Il s’agit des 7 ministres qui représentent le parti au gouvernement, 4 présidents de Régions, 2 Présidents de groupes parlementaires, outre les présidents du Mouvement de la Jeunesse et de l’Organisation des femmes au sein du PAM. Au total, 15 membres du Bureau Politique du Parti Authenticité et Modernité ont déjà été élus. Il reste maintenant à désigner les 17 autres membres dudit Bureau. Cette élection devrait avoir lieu lors de la prochaine réunion du Conseil National du PAM. Ça sera un véritable test pour la nouvelle Direction du parti.
Le PAM compte parmi ses membres, des chevilles ouvrières à l’instar de Samir Koudar, Président du Conseil régional de Marrakech-Safi qui espérait faire partie de la nouvelle direction du Parti et Younes Sekkouri qui avait la même aspiration. C’est pour vous dire que la nouvelle Direction du PAM devra prouver, notamment lors de la prochaine réunion du Conseil National du parti pour compléter la composition de son Bureau Politique, sa capacité réelle à jouer un rôle de rassembleur, de fédérateur.
La Direction collégiale du PAM est-elle viable selon-vous?
Comme je l’ai déjà expliqué, l’objectif initial consistait à barrer la route à Abdellatif Ouahbi pour qu’il ne se représente pas à sa propre succession. Si ma mémoire est bonne, c’est la première fois que le Secrétaire Général d’un parti ne rempile pas pour un deuxième mandat.
Pour répondre à votre question, j’estime que cette expérience de Direction collégiale du PAM ne doit pas dépasser deux ans. Si on ne parvient pas à maîtriser tous les mécanismes du parti et à garder une certaine unité entre ses composantes, je crains que le PAM connaisse un début de déliquescence, dans un contexte où le Maroc a plus que jamais besoin de partis politiques forts et crédibles.
Je considère que la Direction à trois du PAM n’est qu’une solution de replâtrage pour maintenir une unité de façade.
Peut-on parler d’une dilution des responsabilités?
Dans le Message de félicitations qui lui a été adressé par SM le Roi Mohammed VI, Fatima-Zahra El Mansouri est reconnue de manière implicite, comme étant la véritable responsable du Parti Authenticité et Modernité. Au sein du PAM, ils auraient même décidé que c’est madame Mansouri qui assurera la représentation du parti, vis-à-vis des différents responsables politiques au niveau national et international.
Le 5ème Congrès du PAM s’est tenu dans un contexte marqué par cette affaire d’«Escobar du Sahara» qui a secoué le parti en raison de l’implication présumée de deux de ses membres qui occupent également des postes importants en matière de gestion locale et territoriale. Jusqu’à quel degré cette affaire a-t-elle impacté le parti?

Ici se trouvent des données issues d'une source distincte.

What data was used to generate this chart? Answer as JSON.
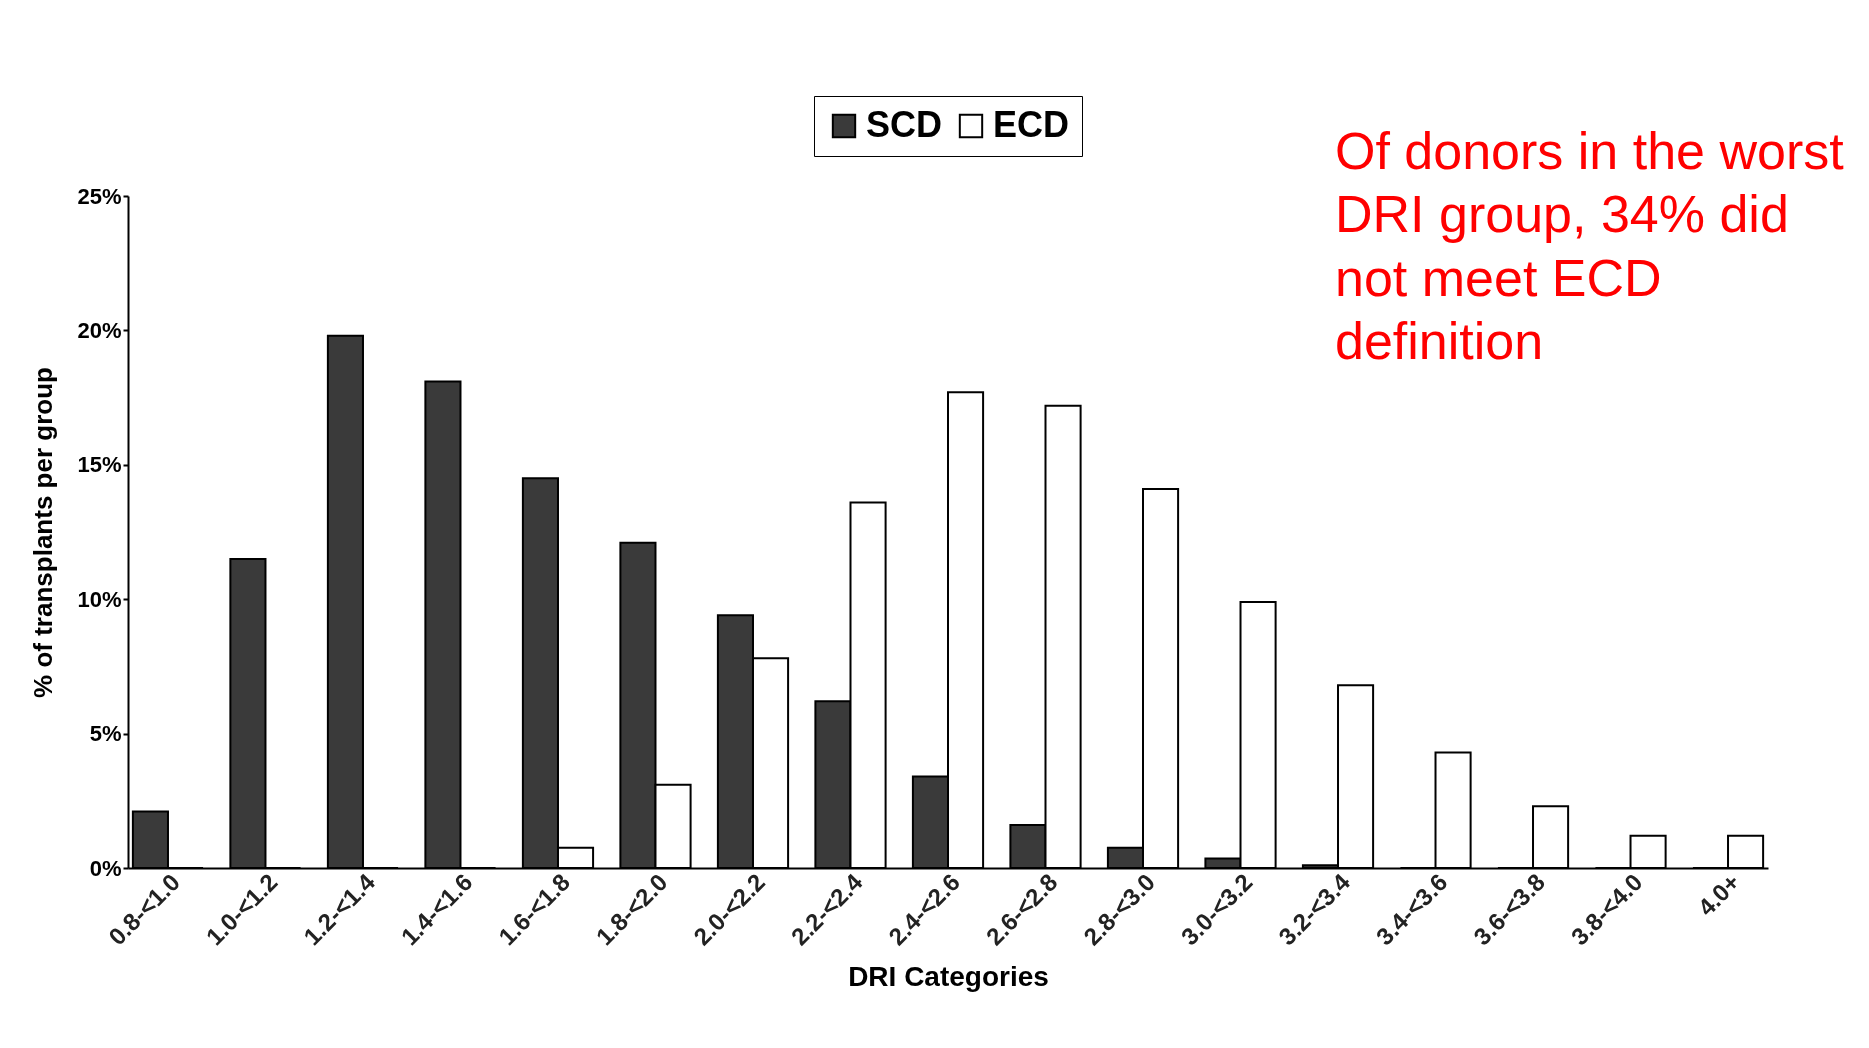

Les personnes poursuivies dans le cadre de ce dossier sont présumées innocentes jusqu’à preuve du contraire, c’est-à-dire, lorsque la justice livrera son verdict définitif. Cela dit, cette affaire devrait inciter la Direction du PAM à revoir le processus d’accréditation et les critères qui entourent cette opération dans sa globalité. Cette affaire menace de ternir l’image du Parti et à plus grande échelle, creuser le fossé entre le citoyen et la classe politique.
Il faut admettre que la confiance des citoyens en les responsables politiques est à ses plus bas niveaux, notamment en raison des promesses électorales non-tenues. Prenons l’exemple du chômage. En 2023, le Maroc a perdu 300.000 emplois, alors qu’on avait promis aux Marocains la création de 2 millions d’emplois sur 5 ans. Ces chiffres se passent de tout commentaire.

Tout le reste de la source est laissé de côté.